Magnolia proceeded with their development, including the building of a retarding dam with an 18-inch and a 36-inch pipe to allow the water to go through, as well as a spillway for heavy rains. Additionally, a 24-inch metal pipe carried water from a marshy area on Magnolia's property into a small pond on the southeast of Mertz's property. During construction of the dam, the concrete pipe was placed approximately ten feet east of where the metal pipe had been, so the stream of water now first flows on the Huskey property rather than directly into Mertz's pond. This water now flows in a new man-made channel just east of the Mertz property and intersects the flow from the 36-inch pipe in the eastern part of the dam, with both entering the Mertz property approximately 115 feet north of its southeast corner, flowing eventually into Mertz's vinyl lined lake across a portion of land which was also vinyl lined to cause a "babbling brook" effect.

The event which instigated this suit occurred on March 8, 1978, when a temporary dam, somewhat to the south of the permanent one being built, discharged a large amount of water through an 18-inch concrete pipe, filling the Mertz pond with sand and sediment and causing dirt and debris to flow onto the Mertz land, turning a crystalclear lake into a sandy one, with erosion damage and destruction continuing through the trial.

*1289 Following eleven days of trial, with considerable expert testimony and the taking of a view by the court, the court entered its final judgment. The court found that the 200-acre area in question was in the form of two basins. Prior to development, the western basin consisting of about three-eighths of the area, drained without going through the marshy area on the east, but rather flowed directly northward onto the western portion of the Mertz land and then into what is now the Mertz lake.

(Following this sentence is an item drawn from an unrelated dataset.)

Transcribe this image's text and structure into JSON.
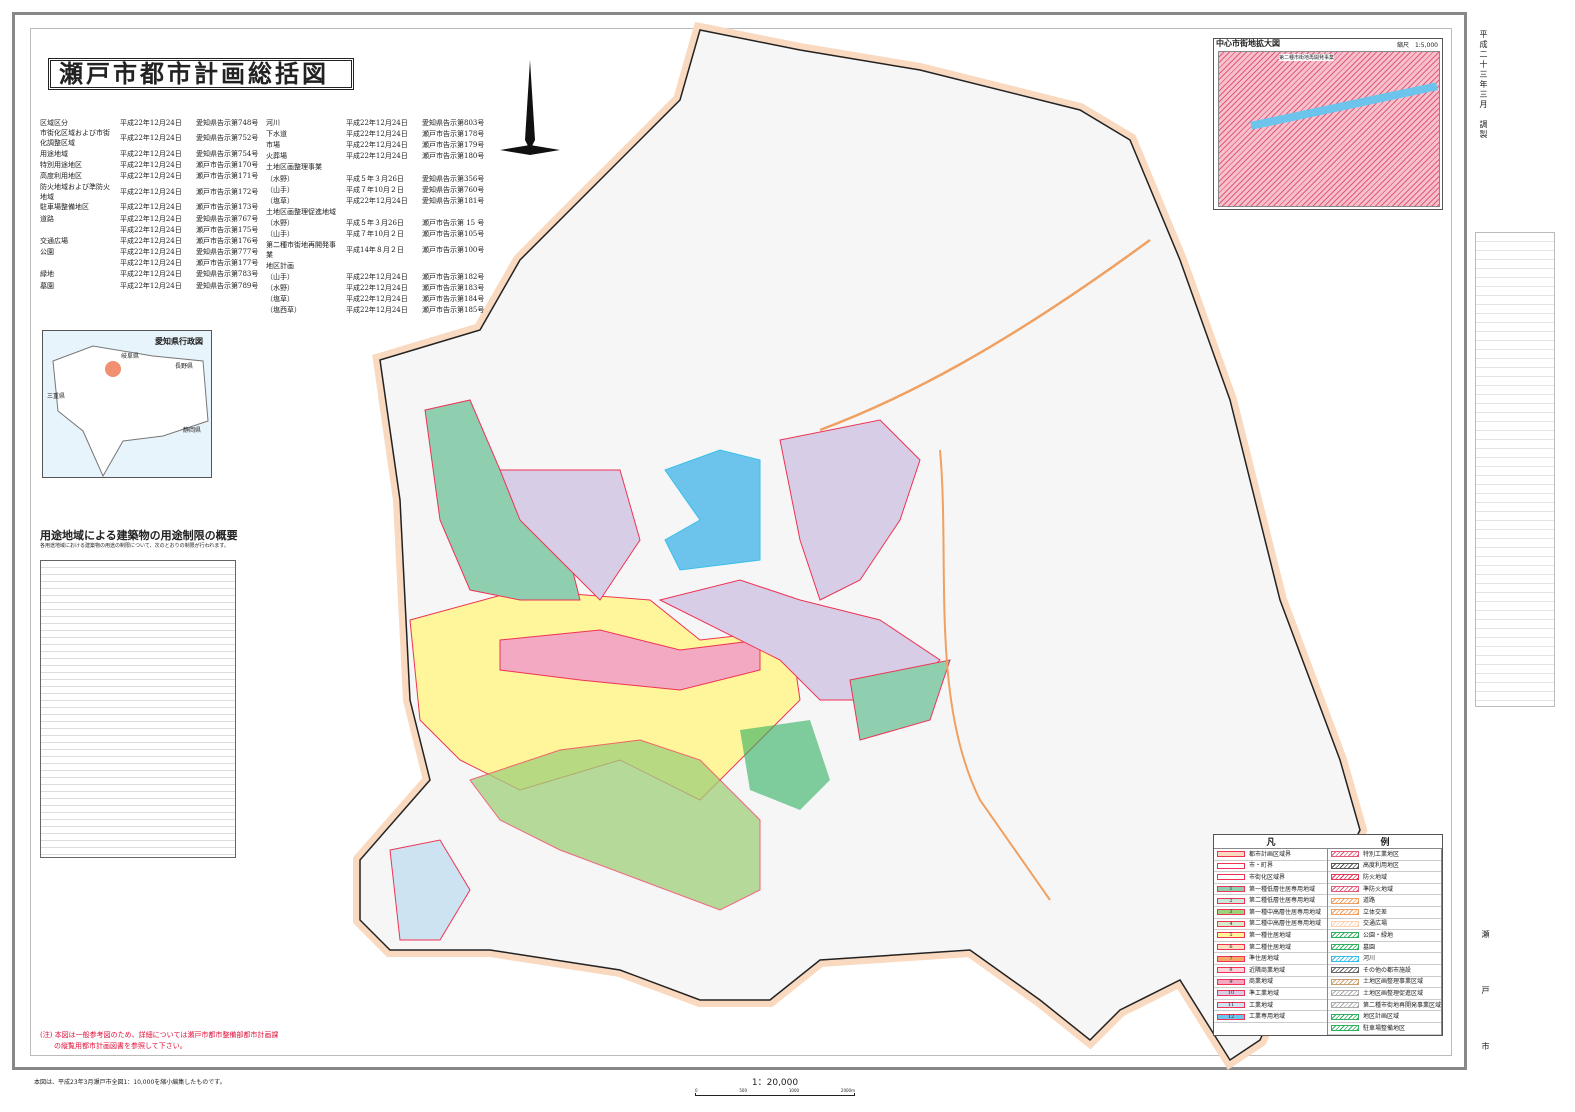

The court stated that the development has caused diversion of substantially all of the water from the western basin into the marshy area in the eastern basin. The court found that the western basin had no features that could conceivably be classified as a natural watercourse, and found that the flow instead was in the form of surface sheet flow.

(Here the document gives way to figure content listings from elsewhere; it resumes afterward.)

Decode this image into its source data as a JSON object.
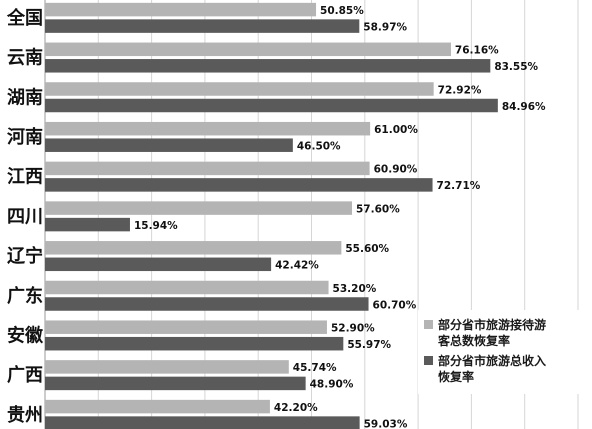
{
  "chart_data": {
    "type": "bar",
    "orientation": "horizontal",
    "categories": [
      "全国",
      "云南",
      "湖南",
      "河南",
      "江西",
      "四川",
      "辽宁",
      "广东",
      "安徽",
      "广西",
      "贵州"
    ],
    "series": [
      {
        "name": "部分省市旅游接待游客总数恢复率",
        "color": "#b4b4b4",
        "values": [
          50.85,
          76.16,
          72.92,
          61.0,
          60.9,
          57.6,
          55.6,
          53.2,
          52.9,
          45.74,
          42.2
        ],
        "labels": [
          "50.85%",
          "76.16%",
          "72.92%",
          "61.00%",
          "60.90%",
          "57.60%",
          "55.60%",
          "53.20%",
          "52.90%",
          "45.74%",
          "42.20%"
        ]
      },
      {
        "name": "部分省市旅游总收入恢复率",
        "color": "#5a5a5a",
        "values": [
          58.97,
          83.55,
          84.96,
          46.5,
          72.71,
          15.94,
          42.42,
          60.7,
          55.97,
          48.9,
          59.03
        ],
        "labels": [
          "58.97%",
          "83.55%",
          "84.96%",
          "46.50%",
          "72.71%",
          "15.94%",
          "42.42%",
          "60.70%",
          "55.97%",
          "48.90%",
          "59.03%"
        ]
      }
    ],
    "xlim": [
      0,
      100
    ],
    "grid": true,
    "legend": {
      "position": "bottom-right",
      "lines": [
        [
          "部分省市旅游接待游",
          "客总数恢复率"
        ],
        [
          "部分省市旅游总收入",
          "恢复率"
        ]
      ]
    }
  }
}
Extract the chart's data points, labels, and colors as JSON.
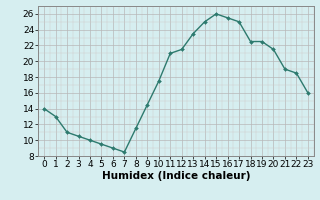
{
  "x": [
    0,
    1,
    2,
    3,
    4,
    5,
    6,
    7,
    8,
    9,
    10,
    11,
    12,
    13,
    14,
    15,
    16,
    17,
    18,
    19,
    20,
    21,
    22,
    23
  ],
  "y": [
    14,
    13,
    11,
    10.5,
    10,
    9.5,
    9,
    8.5,
    11.5,
    14.5,
    17.5,
    21,
    21.5,
    23.5,
    25,
    26,
    25.5,
    25,
    22.5,
    22.5,
    21.5,
    19,
    18.5,
    16
  ],
  "line_color": "#2d7a6e",
  "marker": "D",
  "marker_size": 2.0,
  "line_width": 1.0,
  "background_color": "#d6eef0",
  "grid_color": "#b8b8b8",
  "grid_color_minor": "#d0c8c8",
  "xlabel": "Humidex (Indice chaleur)",
  "ylim": [
    8,
    27
  ],
  "yticks": [
    8,
    10,
    12,
    14,
    16,
    18,
    20,
    22,
    24,
    26
  ],
  "xtick_labels": [
    "0",
    "1",
    "2",
    "3",
    "4",
    "5",
    "6",
    "7",
    "8",
    "9",
    "10",
    "11",
    "12",
    "13",
    "14",
    "15",
    "16",
    "17",
    "18",
    "19",
    "20",
    "21",
    "22",
    "23"
  ],
  "xlabel_fontsize": 7.5,
  "tick_fontsize": 6.5,
  "axis_line_color": "#888888"
}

In the eastern basin, the court found that there were no natural flows, and only two short channel areas of approximately 150 yards each, neither of which in the court's opinion was seen as a watercourse. The court did state during the motion for rehearing that the small flow on the golf course may be a watercourse, but in the court's opinion it did not make any difference to the total outcome of the case.

The court found two substantial divisions of water: that from the western basin to the eastern basin, and one in the shift of the western outlet of the marsh by the placing of the concrete pipe some ten feet east of where it had been, having a substantial effect on Mertz's property by causing a channel to be eroded where none had existed previously. The court found these two diversions to have violated the water laws of Florida, entitling Mertz to equitable relief. The solution to the problem, in the court's opinion, especially since further development would only increase the flow, was to have Magnolia use its 75-foot wide drainage easement it had previously acquired from Huskey and that ran along the eastern side of the Mertz property and along its northern border, to divert all the water flow now going onto the Mertz property.